Atlantic Island Voyage 1998: Azores, 29 September

Captain's Log, 29 Sept 1998, 1200 UTC
Position: 33d 30m north, 19d 14m west

We are now closing on the Madeiran Archipelago, with the island of Porto Santo, our destination, 150 miles to the east. The remnants of Tropical Storm Ivan passed about 350 miles north of us on Sunday, giving us a nice westerly flow of wind for the first day or so, but nothing over 20 knots. We covered 154 miles in our first 24 hours out of Santa Maria, which is our record for this trip. It was a little strange knowing that a tropical storm was in the neighborhood, but having only fair winds, blue skies, and no dip in the barometer. There weren't even any high cirrus clouds, which invariably precede a low pressure system of any kind. All we really got was about 24 hours of oppressive humidity, like summertime in the Caribbean. Now we are alternately wafting along under cruising spinnaker, and motoring through the lulls, just enjoying the fine weather. Yesterday, we hove to in the heat of the day for a swim. The bottom of the boat is remarkably free of growth, for almost 3 months in the water. It is always strange to swim in mid-ocean, with miles of water beneath you; none of us strays very far from the boat. It is a bit like the sensation of being at great height.

Reflections on the Azores: Due to my work schedule, we ended up arriving much later in the season than we would have liked, but got enough of a taste of the islands to feel they would be worth a real visit in the future. July and August would be the ideal time, with lots of festivals, and more settled weather. It would also be good to come back with more fluent Portugese. There are a remarkable number of people under 40 who have lived in the US or Canada, and we mostly communicated with them. It is quite common for young people to work outside the Azores for a time to accumulate some capital, then come back and buy land and perhaps a fishing boat. Many of our impressions are therefore filtered through people who have lived much of their lives in North America.

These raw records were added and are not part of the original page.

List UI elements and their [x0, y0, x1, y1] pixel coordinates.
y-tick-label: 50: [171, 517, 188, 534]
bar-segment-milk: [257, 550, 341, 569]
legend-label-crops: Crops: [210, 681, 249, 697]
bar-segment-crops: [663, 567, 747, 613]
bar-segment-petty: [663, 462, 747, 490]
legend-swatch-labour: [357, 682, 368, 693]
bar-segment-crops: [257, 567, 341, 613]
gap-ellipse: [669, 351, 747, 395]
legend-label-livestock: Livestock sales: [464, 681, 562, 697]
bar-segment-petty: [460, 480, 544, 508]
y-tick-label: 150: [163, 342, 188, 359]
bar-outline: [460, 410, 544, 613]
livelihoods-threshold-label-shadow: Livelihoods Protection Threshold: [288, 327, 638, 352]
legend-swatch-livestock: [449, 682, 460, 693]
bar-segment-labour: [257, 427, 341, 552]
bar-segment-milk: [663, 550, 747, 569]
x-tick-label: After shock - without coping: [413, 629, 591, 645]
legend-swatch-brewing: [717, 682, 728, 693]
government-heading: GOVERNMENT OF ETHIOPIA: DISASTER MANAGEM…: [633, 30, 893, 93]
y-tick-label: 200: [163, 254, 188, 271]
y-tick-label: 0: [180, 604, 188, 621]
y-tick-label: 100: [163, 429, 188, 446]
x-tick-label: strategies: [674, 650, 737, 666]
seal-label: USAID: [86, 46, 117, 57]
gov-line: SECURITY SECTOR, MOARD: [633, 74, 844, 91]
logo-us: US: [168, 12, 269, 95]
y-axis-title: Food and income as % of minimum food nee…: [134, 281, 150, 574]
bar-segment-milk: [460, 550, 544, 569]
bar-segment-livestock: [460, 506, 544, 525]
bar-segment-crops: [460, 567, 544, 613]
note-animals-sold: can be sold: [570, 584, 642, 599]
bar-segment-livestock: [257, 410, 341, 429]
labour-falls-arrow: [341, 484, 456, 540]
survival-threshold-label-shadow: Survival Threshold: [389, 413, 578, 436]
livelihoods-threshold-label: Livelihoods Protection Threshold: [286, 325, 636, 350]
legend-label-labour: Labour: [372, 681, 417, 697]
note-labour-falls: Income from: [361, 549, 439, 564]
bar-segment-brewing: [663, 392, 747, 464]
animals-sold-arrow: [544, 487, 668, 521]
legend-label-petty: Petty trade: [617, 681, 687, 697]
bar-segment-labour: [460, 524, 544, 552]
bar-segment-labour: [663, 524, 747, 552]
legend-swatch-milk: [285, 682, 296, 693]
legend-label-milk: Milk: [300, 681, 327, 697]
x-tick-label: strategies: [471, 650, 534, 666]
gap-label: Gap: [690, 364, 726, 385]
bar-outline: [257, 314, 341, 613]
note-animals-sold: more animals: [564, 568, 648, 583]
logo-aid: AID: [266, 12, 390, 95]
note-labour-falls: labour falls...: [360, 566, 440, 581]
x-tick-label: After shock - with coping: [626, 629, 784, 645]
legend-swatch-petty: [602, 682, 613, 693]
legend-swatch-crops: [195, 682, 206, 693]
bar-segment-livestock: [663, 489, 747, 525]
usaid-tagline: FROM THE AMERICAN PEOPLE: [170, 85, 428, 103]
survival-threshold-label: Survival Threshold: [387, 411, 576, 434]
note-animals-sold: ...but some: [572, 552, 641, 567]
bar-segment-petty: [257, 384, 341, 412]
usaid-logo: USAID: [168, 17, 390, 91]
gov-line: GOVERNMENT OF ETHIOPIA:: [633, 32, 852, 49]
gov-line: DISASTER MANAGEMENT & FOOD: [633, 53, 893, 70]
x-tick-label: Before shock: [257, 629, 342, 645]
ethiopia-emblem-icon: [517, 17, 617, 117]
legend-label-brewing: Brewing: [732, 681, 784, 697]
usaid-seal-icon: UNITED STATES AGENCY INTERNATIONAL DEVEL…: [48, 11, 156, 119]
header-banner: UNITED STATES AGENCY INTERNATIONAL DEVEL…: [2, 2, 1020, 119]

With true natives we had very little contact.

There is a kind of small town syndrome at work in all the islands, something like what we see in Maine. Young people bemoan the lack of action, long for the stimulus of city life on the continent, and go to Lisbon or Boston or Toronto; many come back regretting they ever left. We saw other examples of this phenomenon: we had heard that there was an excellent Azorean wine made in Graciosa, but whenever we asked about it people would laugh and say, no, no, you should get wine from the continent, not these local wines. Finally, we did manage to find some, and it was excellent. Sort of reverse marketing. Even on Flores, which easily rivals Maui for charm and stunning physical beauty, most of the people we talked to were a little bemused that anyone would come out of their way to visit the island, which to their eyes was nothing special.

There is an interesting east-west gradient as well. In the west, there is lush vegetation, lots of moisture, a more simple and open friendliness, and villages with houses which are neat, well-maintained and fairly uniform in style, none very opulent. Fishing and farming are active, and appear to dominate the economy. As one goes east, the islands get drier, more tired and exploited-looking, the people more urbane and less friendly. And class differences seem more blatant, with well-demarcated rich neighborhoods and more dilapidated obviously poor neighborhoods. Faial suffered a major earthquake a month before we got there, and people were pretty preoccupied with getting their lives and homes put back together, so it is difficult to say what Faial is normally like. This may account for Horta being less welcoming than usual. And even in Santa Maria, we encountered unexpected warmth and friendliness. The port captain there is keen on having more visiting yachts, which he views as a mark of prestige for the island. He was 
ludicrously cordial, even to the point of saying I spoke excellent Portugese--Ha,ha.. So, generalities are dangerous. But, overall, a fascinating place, and we are glad we were able to at least scratch the surface.